Embora tenha começado a dar
nas vistas, em 2002, com um romance tradicional, foi na escrita minimalista que
Luís Ene se tornou um verdadeiro mestre e «Guru de Algibeira» é disso um
perfeito exemplo. Mas mais pequenas histórias estão na calha para verem a luz
do dia nos próximos tempos e, depois de «arrumada a casa», é altura de partir
para novas aventuras, porque Luís Ene adora, acima de tudo, fazer experiências
com as palavras.
Texto: Daniel Pina | Fotografia: Daniel Pina
Foi no renovado Café Aliança, na Baixa de Faro, que
encontramos Luís Nogueira, ou Luís Ene, como é conhecido no mundo da escrita, a
escrevinhar no seu bloco de notas, enquanto ia bebericando um café. De longo
cabelo branco despenteado, pera branca e bigode grisalho, óculos de pensador,
t-shirt de espírito jovem, tem mesmo pinta de guru. E foi por causa do «Guru de
Algibeira» que nos abeiramos do autor que há cerca de 15 anos se tem dedicado a
um formato breve de escrita. Curiosamente, a sua entrada no mundo da literatura
deu-se com o romance «A Justa Medida», que venceu, inclusive, a primeira edição
do concurso «Novos Talentos», corria o ano de 2002.
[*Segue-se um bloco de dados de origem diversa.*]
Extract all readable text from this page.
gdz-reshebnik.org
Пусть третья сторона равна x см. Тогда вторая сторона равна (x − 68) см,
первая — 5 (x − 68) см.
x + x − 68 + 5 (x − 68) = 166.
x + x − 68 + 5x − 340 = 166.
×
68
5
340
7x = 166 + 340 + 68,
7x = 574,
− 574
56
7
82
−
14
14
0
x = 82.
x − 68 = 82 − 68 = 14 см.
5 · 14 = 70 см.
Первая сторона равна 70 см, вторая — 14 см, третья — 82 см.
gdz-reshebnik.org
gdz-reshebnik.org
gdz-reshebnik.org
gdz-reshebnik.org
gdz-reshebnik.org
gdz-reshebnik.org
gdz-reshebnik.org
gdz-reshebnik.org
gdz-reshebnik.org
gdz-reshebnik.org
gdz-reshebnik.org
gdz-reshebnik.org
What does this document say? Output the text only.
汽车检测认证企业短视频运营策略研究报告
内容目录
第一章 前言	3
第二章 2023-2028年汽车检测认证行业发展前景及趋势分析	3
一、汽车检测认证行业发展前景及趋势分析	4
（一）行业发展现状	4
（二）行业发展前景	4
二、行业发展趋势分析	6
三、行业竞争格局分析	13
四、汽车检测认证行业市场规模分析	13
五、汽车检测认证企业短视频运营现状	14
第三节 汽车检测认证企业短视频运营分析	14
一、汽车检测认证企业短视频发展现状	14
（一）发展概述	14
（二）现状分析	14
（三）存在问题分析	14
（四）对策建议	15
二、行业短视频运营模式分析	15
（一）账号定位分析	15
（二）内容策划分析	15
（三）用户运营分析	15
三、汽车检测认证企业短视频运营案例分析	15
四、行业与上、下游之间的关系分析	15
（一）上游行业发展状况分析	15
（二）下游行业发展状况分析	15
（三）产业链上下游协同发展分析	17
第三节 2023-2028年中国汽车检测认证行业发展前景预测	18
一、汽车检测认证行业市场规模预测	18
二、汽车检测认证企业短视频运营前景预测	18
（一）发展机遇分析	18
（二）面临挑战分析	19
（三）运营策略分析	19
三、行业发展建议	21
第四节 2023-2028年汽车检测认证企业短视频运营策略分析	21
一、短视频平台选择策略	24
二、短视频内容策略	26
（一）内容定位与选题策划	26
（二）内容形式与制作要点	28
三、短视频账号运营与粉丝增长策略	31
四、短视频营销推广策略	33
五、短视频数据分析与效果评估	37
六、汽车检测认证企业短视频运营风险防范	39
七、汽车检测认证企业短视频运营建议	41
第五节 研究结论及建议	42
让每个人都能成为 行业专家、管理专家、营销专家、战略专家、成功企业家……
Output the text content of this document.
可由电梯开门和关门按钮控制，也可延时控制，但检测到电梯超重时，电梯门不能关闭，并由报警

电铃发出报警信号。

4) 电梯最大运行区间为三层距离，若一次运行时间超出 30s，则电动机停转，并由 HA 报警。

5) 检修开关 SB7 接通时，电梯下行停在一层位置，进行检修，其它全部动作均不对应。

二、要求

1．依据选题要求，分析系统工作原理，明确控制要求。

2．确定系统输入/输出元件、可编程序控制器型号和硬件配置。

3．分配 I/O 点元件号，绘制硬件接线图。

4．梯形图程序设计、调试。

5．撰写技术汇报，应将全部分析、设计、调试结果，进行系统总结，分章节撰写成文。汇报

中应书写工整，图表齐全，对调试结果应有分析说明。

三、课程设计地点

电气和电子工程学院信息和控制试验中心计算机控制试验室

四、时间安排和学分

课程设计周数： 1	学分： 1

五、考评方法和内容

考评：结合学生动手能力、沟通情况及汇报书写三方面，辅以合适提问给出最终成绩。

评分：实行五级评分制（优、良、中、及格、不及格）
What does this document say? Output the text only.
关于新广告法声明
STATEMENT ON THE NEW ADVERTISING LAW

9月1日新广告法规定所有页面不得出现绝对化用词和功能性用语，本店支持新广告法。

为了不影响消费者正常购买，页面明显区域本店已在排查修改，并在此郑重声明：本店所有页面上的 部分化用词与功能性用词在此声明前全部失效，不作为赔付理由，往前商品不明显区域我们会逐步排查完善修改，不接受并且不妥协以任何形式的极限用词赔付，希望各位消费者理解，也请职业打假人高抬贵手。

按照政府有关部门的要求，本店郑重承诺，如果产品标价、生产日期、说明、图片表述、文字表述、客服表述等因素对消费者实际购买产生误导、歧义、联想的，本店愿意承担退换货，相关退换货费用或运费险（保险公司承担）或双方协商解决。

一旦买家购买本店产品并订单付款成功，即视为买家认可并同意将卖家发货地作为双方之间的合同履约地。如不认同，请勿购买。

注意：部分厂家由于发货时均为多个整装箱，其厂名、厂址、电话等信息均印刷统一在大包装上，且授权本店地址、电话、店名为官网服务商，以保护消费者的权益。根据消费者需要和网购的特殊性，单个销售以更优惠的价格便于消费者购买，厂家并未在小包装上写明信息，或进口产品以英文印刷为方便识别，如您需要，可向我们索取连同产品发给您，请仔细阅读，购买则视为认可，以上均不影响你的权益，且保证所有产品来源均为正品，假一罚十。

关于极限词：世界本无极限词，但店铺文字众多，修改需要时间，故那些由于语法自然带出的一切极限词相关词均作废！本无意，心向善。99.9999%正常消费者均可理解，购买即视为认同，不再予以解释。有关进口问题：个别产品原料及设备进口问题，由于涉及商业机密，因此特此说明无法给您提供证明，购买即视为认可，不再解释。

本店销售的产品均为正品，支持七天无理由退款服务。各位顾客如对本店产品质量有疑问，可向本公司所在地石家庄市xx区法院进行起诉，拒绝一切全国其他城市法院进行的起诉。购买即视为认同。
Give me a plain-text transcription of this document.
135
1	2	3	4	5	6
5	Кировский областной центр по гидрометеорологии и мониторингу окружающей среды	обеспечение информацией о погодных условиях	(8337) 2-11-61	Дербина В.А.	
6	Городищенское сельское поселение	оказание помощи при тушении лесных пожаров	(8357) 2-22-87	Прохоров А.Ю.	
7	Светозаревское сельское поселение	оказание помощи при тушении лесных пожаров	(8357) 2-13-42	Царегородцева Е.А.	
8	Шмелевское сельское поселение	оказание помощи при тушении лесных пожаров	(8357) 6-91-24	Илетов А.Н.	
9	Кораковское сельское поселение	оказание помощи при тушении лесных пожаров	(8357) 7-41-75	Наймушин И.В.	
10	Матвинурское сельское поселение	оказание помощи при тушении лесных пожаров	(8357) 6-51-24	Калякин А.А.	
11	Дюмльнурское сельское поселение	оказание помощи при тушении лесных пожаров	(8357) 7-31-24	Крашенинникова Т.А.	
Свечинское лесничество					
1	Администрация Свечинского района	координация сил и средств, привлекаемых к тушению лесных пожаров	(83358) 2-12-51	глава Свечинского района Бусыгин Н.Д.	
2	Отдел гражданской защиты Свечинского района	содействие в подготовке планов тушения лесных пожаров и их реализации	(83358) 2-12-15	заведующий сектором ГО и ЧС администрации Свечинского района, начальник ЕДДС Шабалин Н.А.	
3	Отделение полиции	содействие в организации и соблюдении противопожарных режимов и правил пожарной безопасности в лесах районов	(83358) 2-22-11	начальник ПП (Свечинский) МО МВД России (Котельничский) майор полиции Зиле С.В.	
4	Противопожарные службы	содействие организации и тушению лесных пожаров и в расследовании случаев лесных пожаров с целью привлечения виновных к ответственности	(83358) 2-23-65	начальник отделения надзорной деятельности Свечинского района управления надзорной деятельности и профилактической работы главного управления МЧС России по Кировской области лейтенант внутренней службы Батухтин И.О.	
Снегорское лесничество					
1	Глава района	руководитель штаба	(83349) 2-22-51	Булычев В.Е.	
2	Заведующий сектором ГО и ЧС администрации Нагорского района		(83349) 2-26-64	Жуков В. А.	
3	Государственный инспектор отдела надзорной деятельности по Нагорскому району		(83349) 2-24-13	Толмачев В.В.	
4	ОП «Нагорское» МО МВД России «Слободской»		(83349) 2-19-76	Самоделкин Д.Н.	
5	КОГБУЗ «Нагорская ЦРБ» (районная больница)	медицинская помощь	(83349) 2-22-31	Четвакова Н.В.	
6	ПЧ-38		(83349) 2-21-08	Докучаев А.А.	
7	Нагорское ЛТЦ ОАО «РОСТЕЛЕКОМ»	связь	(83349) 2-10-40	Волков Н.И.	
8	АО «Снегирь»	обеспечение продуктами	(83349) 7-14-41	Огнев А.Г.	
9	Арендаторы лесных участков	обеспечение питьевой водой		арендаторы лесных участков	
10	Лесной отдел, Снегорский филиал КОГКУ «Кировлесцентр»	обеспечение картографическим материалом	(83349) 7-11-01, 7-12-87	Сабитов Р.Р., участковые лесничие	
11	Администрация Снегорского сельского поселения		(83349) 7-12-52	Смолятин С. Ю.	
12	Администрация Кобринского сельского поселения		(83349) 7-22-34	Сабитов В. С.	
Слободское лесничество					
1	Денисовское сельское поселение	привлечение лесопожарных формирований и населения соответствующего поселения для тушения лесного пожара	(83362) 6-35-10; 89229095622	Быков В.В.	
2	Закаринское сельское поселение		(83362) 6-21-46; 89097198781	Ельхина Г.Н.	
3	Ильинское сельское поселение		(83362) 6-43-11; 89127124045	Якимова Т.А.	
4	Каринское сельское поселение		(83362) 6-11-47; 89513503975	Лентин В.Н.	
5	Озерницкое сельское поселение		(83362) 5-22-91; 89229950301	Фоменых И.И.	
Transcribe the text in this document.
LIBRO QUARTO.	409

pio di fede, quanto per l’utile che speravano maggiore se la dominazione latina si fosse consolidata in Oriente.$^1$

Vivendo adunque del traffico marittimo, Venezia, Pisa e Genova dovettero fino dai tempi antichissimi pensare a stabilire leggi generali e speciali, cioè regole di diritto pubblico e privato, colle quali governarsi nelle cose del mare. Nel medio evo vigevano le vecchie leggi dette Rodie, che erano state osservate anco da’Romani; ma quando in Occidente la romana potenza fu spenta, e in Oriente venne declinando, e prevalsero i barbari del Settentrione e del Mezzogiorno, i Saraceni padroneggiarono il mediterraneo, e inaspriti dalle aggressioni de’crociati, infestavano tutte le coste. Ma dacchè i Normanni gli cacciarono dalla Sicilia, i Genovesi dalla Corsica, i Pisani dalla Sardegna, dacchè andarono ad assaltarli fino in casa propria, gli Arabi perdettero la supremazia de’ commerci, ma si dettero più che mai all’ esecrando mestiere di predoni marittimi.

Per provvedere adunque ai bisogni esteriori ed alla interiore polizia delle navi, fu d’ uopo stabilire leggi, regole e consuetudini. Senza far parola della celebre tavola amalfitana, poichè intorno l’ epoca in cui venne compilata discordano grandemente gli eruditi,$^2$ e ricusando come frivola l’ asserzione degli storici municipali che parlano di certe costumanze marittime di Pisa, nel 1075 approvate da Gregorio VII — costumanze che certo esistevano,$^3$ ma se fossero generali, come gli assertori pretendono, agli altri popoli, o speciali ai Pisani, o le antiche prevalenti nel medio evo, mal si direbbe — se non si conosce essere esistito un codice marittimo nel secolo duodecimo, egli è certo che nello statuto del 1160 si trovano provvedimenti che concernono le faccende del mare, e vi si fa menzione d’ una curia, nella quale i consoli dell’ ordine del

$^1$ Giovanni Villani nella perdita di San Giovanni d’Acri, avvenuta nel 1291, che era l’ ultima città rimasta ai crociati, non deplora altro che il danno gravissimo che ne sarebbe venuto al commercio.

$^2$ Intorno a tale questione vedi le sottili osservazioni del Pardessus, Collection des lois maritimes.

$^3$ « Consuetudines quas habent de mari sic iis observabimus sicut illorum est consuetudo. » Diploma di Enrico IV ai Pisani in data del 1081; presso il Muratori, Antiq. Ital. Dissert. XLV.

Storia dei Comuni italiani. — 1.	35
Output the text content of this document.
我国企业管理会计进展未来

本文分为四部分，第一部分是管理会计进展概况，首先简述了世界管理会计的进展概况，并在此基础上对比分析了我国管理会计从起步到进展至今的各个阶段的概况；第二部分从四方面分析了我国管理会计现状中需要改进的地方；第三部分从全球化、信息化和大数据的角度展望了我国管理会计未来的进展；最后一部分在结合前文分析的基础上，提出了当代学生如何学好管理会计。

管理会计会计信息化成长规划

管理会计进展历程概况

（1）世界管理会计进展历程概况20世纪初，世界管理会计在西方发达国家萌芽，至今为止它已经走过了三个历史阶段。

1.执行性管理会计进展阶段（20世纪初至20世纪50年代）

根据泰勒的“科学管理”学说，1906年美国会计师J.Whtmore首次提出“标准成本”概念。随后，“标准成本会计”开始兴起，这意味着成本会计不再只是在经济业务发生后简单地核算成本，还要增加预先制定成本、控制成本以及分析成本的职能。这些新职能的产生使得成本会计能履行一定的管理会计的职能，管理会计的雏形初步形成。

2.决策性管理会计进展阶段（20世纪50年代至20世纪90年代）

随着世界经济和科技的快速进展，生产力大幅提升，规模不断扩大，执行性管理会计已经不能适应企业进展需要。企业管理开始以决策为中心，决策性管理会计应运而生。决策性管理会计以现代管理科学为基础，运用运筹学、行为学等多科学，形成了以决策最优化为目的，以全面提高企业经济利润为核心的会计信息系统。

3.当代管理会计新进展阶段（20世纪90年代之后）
Depois do livro ter sido publicado pela Porto Editora, Luís
Ene abraçou os blogues, um dos primeiros de Portugal a aderir a esta ferramenta
de comunicação, tendo criado o projeto literário «Mil e Uma Pequenas
Histórias». “Era uma espécie de diário, todos os dias escrevia uma pequena
história, mas mesmo pequena, podia ter três, quatro, cinco linhas, um
parágrafo. Levei dois anos e meio até chegar à 1001.ª história, mas cheguei”,
recorda, uma aventura que deu, depois, lugar a novo livro. “Hoje, utilizo o
Facebook não para colocar fotografias minhas, mas para partilhar textos diários,
sempre com um intuito literário. Este livro insere-se um pouco nessa linha,
alterei muitas coisas, até pensei em não o publicar, mas decidi ir para a
frente porque temos que mostrar aquilo que escrevemos. É essencial que os
livros cheguem aos leitores, não por vaidade, mas para que fiquem completos. Está
feito, está feito, deixa de ser meu e passa a ser dos leitores”, refere, com o
seu modo característico de falar.
Um livro que é anormalmente pequeno, reconhece Luís Ene, num
tamanho A6, mesmo de algibeira, com 64 textos, a que se somam outros 14 mais
reduzidos, quase frases, e que respondem a questões que o próprio se foi
colocando ao longo da vida. “Estão numa determinada ordem, mas aconselho que a
leitura seja aleatória. A ideia é as pessoas fazerem uma pergunta – não se vão
ganhar o totoloto ou se vão ser felizes com as atuais namoradas –, abrirem o
livro numa página qualquer e tentar ver se dali ressalta alguma sabedoria”,
indica, um género dos famosos bolinhos da sorte chineses que dão dicas cuja interpretação
varia de pessoa para pessoa. “O que está no livro são coisas que toda a gente
sabe e sente, mas que nem todos conseguem exprimir por palavras e eu tenho essa
facilidade. Aliás, o primeiro título que tinha pensado era «O que eu não
consigo explicar, posso sempre escrever». Escrever é algo que me traz alguma
paz, sentido e orientação no dia-a-dia”.
Engane-se, porém, quem pensa que escrever pequenas histórias
é fácil, do mesmo modo que colocar no papel os pensamentos do quotidiano não
está ao alcance de qualquer um. Luís Ene considera, contudo, que tudo é
relativo e recorda a experiência do «Mil e Uma Pequenas Histórias». “Escrevendo
uma pequena história por dia, ao fim de dois anos e meio tinha 1001 histórias,
o que dava umas 500 páginas. Se fizeres uma página por dia, tens 365 no fim do
ano, é uma questão de não teres medo de avançar. Gostava de voltar aos
romances, mas isso exige muito tempo e concentração. Não consigo estar a
escrever, ir fazer outra coisa durante três dias, e depois regressar ao livro,
já não estou sintonizado”, admite o entrevistado.